Knapp 660 Millionen Euro gehen jährlich aus dem Bundeshaushalt an die politischen Stiftungen der Parteien, nichts davon geht an die AfD-Stiftung. Das Geld fließt vor allem an die Stiftungsapparate, an Stipendien, in eine Art Partei-Neben-Außenpolitik, in deren Rahmen diese Stiftungen Auslandsvertretungen auf der ganzen Welt unterhalten. Damit werden (meist traditionelle) Konferenzen und Debatten mit Parteigrößen organisiert und ab und zu werden sogar klobige, akademisch daherkommende Berichte und Analysen fabriziert, die dann – wer hätte das gedacht – online abrufbar sind.

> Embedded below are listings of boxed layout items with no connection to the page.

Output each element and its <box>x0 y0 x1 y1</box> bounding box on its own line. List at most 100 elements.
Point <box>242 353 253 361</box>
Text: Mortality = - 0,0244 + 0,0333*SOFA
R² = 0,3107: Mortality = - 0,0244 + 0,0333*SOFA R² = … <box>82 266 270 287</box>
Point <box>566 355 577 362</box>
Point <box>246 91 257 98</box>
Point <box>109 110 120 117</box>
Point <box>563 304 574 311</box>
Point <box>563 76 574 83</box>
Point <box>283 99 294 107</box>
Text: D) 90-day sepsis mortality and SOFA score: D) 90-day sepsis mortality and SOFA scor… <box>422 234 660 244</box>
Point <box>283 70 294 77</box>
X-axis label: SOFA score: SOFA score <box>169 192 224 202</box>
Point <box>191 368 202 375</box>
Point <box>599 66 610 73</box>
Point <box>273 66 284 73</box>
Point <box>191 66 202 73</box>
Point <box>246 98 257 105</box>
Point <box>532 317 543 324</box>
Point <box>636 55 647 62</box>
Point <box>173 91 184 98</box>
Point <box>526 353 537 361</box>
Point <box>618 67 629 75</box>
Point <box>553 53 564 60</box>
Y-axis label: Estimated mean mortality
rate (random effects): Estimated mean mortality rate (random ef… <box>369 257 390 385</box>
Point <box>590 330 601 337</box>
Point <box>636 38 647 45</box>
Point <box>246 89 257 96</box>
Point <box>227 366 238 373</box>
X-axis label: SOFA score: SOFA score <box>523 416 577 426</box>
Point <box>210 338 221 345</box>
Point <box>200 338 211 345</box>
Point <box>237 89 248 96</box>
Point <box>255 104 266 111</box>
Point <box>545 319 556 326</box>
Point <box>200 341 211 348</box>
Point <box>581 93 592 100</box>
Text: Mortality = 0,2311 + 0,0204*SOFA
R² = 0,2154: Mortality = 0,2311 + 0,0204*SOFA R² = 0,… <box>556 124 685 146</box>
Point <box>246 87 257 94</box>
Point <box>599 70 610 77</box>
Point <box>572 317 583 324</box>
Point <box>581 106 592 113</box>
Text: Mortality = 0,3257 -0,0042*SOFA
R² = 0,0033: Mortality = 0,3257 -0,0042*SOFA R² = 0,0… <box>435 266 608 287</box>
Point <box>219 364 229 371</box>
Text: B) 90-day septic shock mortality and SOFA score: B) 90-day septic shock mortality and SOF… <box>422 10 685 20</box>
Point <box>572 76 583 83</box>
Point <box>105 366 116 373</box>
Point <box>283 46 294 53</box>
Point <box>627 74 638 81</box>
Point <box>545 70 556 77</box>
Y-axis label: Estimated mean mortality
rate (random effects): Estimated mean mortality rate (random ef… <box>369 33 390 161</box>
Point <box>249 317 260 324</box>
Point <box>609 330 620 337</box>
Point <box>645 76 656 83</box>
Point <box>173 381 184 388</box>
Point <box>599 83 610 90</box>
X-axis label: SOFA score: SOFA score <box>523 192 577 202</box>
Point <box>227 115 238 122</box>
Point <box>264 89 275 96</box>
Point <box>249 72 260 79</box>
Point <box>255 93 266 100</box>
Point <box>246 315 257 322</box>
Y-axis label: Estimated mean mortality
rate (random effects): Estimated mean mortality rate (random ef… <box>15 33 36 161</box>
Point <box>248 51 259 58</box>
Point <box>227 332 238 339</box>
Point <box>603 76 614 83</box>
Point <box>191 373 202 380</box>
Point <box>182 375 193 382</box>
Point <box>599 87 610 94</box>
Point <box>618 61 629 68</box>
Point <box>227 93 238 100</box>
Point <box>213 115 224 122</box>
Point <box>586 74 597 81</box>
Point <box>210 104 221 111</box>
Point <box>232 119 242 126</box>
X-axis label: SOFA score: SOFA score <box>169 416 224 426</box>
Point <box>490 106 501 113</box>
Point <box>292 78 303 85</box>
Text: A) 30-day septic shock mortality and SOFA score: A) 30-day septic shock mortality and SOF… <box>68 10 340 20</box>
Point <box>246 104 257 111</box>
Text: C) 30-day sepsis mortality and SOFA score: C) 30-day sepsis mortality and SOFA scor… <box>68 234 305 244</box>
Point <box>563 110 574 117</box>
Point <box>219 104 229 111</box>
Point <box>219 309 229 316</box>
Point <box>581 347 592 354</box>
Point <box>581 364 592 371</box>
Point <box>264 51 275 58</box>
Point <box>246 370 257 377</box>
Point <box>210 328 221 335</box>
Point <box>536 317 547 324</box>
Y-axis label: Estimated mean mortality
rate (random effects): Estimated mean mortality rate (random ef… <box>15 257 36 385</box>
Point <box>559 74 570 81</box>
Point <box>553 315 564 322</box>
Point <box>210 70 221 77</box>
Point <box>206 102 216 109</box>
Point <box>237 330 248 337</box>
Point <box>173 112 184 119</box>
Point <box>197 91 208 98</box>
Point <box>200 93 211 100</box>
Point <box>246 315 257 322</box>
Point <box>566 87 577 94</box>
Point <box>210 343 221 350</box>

Von außen sieht das ein wenig aus wie der Wettlauf des Hasen mit dem Igel: Wo der eine erst hinwill, ist der andere schon längst angekommen. Nur dass der Hase in der Parabel nicht mit 660 Millionen jährlich unterstützt wurde. Die einen haben über eine halbe Milliarde und bleiben analog, die anderen haben nichts, aber sind digital hervorragend aufgestellt.
Die AfD wie damals die RAF?Ein Teil der AfD wird nach einem Verbot in den Untergrund gehen, sagen manche der Verbotsgegner. Wir bekommen dann einen rechtsradikalen, vermutlich auch gewaltbereiten oder gewalttätigen Untergrund. Da ist durchaus etwas dran, allerdings nicht besonders viel. Die AfD hat seit ihrem Bestehen den rechtsradikalen Sumpf rechts von ihr weitgehend ausgetrocknet. Dass das BVerfG fand, die NPD sei keine Bedrohung für die politische Ordnung der Bundesrepublik, liegt auch daran, dass deren Sympathisanten und Wähler von der AfD aufgesaugt wurden. Von einem Verbot werden also rechtsradikale Kleinstparteien, Reichsbürger und andere freie Radikale profitieren.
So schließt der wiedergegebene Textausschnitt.